Diese Entwicklung wird häufig durch den Optimismus im Vorfeld des Weihnachtsgeschäfts, die positive Stimmung nach den Quartalszahlen und die Umschichtungen institutioneller Anleger begünstigt. Dennoch ist das aktuelle Umfeld von besonderen Risiken geprägt, die vor allem mit Amazons Cloud-Sparte AWS zusammenhängen.

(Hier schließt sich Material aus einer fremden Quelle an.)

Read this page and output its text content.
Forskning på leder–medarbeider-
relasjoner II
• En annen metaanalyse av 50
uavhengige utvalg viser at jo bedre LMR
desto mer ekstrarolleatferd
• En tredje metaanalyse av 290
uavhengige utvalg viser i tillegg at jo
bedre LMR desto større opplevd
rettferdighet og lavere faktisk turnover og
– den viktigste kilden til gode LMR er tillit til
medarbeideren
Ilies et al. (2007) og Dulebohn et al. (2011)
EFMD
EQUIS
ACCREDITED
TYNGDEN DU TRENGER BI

Die Cloud als Erfolgsfaktor und Risikoquelle

Amazon Web Services war lange das Rückgrat des Unternehmensgewinns. Doch der Wettbewerb im Cloud-Markt hat sich massiv verschärft. Microsoft und Google drängen mit aggressiven Investitionen in künstliche Intelligenz in Bereiche, die einst fest in Amazons Hand waren. Selbst Oracle, früher ein Nischenanbieter, hat sich durch große Verträge und hohe Wachstumsraten im Cloud-Segment zurückgemeldet. Der Marktanteil von AWS, der 2022 noch bei rund 35 Prozent lag, könnte laut Analysen bis 2030 auf unter 20 Prozent sinken.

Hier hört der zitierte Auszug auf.